The more I watch the nature closely and more I go through the literature, it is becoming clear how shallow is our knowledge of the world around us which the God has created.
Sometimes I become more and more confused and become awestruck when some mystery of nature becomes clear to me.
As we know that living things are related to one another at some stage or other during evolution though they must have diversified at some period of time but at least some basic properties resemble.
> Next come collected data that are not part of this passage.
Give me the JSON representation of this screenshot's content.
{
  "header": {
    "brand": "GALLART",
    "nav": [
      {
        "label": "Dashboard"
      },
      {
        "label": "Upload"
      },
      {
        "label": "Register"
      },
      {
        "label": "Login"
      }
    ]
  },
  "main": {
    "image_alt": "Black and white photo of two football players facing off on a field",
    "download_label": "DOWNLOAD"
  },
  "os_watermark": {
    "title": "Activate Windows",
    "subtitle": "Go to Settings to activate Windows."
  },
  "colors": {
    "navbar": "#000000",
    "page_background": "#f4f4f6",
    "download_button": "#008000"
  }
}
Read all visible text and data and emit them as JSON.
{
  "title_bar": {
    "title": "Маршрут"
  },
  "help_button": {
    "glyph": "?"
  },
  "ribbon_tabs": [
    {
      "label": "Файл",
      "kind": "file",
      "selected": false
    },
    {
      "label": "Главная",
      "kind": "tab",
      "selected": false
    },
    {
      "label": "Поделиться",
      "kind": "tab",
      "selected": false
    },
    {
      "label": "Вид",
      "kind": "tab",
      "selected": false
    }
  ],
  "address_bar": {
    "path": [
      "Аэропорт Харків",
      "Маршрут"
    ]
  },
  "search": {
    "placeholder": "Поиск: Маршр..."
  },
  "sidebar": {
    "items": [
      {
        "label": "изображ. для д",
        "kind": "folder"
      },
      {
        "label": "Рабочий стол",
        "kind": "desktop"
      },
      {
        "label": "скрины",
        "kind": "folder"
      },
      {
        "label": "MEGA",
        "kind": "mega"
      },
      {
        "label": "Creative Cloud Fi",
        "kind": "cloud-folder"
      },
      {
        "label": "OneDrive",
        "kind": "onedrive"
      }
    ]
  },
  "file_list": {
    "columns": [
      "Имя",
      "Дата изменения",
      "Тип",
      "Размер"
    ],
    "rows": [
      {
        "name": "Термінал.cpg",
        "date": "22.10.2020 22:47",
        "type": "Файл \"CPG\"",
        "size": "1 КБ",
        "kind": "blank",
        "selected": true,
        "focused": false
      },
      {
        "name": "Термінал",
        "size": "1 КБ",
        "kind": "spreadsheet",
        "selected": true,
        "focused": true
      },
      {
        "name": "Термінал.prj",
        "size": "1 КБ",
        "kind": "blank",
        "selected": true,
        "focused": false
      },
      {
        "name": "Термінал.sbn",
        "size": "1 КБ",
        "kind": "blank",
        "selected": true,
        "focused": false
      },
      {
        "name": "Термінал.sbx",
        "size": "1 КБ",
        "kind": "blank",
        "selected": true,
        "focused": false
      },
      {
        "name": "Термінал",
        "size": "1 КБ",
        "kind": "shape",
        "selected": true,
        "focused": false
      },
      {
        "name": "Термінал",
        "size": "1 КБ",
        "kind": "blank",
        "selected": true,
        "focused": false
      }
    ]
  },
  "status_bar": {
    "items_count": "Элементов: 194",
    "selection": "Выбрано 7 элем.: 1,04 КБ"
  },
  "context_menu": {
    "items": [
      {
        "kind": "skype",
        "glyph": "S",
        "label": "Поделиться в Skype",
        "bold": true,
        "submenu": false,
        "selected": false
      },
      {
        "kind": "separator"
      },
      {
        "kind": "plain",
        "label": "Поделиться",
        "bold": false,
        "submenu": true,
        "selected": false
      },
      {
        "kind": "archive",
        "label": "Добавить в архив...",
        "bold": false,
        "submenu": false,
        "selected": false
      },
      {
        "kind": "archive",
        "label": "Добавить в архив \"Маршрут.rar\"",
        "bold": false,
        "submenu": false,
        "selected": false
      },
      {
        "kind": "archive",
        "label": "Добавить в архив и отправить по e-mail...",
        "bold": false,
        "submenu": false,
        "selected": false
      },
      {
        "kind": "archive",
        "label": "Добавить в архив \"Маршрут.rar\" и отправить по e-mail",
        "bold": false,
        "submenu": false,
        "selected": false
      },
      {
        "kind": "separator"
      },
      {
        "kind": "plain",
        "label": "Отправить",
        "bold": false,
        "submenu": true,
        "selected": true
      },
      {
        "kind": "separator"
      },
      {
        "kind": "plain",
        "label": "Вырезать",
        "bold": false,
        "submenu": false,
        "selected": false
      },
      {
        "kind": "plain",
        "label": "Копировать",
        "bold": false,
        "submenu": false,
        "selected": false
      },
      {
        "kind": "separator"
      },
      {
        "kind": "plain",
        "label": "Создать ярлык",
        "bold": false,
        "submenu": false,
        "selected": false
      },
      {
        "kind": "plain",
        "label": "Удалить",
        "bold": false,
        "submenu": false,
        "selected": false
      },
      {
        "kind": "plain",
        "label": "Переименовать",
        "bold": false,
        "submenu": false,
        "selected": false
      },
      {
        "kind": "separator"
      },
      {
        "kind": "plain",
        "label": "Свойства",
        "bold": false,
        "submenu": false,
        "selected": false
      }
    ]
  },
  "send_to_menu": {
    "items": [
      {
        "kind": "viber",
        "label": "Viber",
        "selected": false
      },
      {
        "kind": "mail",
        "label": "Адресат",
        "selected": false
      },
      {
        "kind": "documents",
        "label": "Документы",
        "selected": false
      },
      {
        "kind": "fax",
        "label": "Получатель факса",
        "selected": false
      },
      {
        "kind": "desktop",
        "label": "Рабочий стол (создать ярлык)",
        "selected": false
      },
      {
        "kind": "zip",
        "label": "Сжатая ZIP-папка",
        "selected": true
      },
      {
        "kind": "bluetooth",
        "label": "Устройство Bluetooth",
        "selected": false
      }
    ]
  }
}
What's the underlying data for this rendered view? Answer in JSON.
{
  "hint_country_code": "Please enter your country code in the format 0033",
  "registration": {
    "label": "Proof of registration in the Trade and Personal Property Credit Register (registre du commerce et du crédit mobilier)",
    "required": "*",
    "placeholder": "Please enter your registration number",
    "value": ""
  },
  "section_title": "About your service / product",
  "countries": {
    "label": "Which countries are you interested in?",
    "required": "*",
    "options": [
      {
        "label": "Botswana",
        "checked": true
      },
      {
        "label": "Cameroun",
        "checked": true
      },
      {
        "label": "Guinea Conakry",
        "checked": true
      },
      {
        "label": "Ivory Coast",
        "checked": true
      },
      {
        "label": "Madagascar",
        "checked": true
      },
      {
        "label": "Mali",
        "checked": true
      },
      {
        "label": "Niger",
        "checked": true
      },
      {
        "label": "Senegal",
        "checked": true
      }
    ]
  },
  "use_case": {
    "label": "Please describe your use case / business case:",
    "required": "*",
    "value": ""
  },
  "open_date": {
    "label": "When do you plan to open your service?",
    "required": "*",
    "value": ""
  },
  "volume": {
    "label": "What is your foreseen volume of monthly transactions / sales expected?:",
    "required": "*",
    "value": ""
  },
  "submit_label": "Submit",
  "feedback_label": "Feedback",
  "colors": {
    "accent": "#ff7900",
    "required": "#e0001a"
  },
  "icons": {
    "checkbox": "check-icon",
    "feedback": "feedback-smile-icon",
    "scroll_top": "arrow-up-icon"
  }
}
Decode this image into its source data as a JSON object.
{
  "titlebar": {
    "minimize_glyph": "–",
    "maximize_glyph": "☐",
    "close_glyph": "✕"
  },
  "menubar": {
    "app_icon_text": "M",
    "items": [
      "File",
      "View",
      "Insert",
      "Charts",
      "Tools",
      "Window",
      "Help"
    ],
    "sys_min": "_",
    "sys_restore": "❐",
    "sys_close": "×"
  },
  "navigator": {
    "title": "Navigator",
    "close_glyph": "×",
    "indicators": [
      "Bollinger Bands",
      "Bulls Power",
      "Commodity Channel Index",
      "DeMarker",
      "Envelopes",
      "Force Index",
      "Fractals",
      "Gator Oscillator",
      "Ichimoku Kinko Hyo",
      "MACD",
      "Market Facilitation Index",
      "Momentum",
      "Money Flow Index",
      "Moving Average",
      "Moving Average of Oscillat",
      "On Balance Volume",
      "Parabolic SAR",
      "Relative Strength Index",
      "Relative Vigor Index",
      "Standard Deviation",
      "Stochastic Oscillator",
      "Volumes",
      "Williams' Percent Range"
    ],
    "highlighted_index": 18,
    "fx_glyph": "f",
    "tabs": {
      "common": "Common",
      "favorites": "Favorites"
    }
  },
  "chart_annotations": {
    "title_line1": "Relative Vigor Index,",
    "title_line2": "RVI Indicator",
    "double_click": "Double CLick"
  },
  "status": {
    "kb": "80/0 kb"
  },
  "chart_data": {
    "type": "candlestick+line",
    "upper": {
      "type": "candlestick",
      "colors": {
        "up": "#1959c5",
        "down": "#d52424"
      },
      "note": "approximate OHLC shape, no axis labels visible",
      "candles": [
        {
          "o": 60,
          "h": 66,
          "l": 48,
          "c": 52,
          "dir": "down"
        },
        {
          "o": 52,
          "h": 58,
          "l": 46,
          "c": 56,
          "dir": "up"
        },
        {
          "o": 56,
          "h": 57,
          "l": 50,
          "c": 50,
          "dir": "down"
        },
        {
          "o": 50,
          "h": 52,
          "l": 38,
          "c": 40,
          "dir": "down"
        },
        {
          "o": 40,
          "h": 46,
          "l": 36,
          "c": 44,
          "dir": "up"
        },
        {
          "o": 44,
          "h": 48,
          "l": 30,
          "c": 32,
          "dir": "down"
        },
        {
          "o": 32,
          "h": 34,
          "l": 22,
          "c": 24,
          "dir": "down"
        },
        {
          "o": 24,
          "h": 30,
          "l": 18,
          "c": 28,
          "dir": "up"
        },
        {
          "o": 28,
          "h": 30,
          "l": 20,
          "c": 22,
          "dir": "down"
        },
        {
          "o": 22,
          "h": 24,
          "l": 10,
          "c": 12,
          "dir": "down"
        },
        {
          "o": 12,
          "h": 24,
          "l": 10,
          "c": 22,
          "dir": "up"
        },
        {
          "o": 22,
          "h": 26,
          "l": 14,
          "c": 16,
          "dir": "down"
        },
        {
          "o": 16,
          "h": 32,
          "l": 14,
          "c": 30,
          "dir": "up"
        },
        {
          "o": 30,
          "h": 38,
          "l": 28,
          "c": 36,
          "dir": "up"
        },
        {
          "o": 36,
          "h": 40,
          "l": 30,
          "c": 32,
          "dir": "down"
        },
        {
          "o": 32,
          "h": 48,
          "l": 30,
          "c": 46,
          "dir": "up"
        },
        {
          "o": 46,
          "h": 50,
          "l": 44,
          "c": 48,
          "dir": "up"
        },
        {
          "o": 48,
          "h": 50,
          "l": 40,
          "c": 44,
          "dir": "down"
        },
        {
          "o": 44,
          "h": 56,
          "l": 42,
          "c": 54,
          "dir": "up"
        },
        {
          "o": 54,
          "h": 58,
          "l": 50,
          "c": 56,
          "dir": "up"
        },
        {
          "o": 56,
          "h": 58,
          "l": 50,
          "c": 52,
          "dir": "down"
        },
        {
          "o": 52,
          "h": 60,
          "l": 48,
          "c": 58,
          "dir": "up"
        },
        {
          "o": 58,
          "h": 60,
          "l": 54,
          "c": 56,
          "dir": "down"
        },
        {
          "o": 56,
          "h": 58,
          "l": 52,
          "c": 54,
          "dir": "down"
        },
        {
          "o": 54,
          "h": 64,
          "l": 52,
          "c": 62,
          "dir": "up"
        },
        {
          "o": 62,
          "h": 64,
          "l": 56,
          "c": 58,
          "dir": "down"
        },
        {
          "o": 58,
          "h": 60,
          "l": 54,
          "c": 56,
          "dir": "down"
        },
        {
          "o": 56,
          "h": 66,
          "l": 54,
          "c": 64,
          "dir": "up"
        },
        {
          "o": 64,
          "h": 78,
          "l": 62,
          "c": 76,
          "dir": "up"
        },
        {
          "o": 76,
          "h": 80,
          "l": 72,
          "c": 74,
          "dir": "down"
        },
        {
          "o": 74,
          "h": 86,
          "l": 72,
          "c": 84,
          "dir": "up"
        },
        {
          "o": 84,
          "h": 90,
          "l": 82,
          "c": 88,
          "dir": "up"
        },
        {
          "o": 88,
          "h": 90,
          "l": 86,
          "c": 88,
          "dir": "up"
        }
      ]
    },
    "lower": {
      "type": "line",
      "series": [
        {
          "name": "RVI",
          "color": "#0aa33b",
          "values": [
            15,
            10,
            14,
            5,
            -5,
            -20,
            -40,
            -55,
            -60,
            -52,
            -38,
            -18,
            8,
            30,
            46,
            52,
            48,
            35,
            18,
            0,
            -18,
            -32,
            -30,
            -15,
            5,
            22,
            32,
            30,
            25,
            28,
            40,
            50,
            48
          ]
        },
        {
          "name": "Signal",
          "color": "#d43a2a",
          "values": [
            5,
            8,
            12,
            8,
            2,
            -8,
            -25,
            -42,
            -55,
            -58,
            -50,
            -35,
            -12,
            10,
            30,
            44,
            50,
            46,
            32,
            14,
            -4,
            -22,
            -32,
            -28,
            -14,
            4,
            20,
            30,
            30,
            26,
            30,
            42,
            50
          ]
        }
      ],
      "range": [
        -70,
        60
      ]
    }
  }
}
By the end of January and February, one can notice that Pipal trees which is very sacred tree of India, copiously shed their leaves. All day the leaves fall to the ground following zigzag trajectories. The wind forces them to float and it seems that they are reluctant to fall to the ground beneath the tree.
Whole ground beneath the tree becomes strewn with leaves. Within few days, the trees look like skeletons, completely shorn of leaves. All the other trees around them have already acquired new green leaves.
But it is matter of days. The new translucent leaves burst out of the branches and the whole tree is decorated with reddish brown leaves which seem to be very beautiful. One can notice the change which the tree undergoes and it is completely covered with lush green leaves. Then many birds are seen visiting them. They are there for eating the very small rounded green fruits. If you break this fruit with slight pressure of fingers you can see that inside is just like figs.
At the same time, there are other trees, the trunks of which are covered with similar type of fruits as that of Pipal. But these fruits are very numerous, bigger and become brown red on ripening. The ground is totally covered with these fruits and there is smell of food decomposition and formation of alcohol due to fermentation. Lots of ants roam on the tree and bore into the delicate fruits to eat the fruit inside. The fruit bear uncanny resemblance to Pipal fruits.
Otherwise, the look of both these trees is completely dissimilar. Leaves are different. While Banyan tree has cordate type of leaves, the Indian Fig has lanceolate types of leaves.
But in my mind, the picture began to became clearer that may be they were related. Internet queries revealed the truth. Both are ficus genera and are commonly called figs. The botanical name of Pipal or Banyan is Ficus religiosa and other one is Indian fig.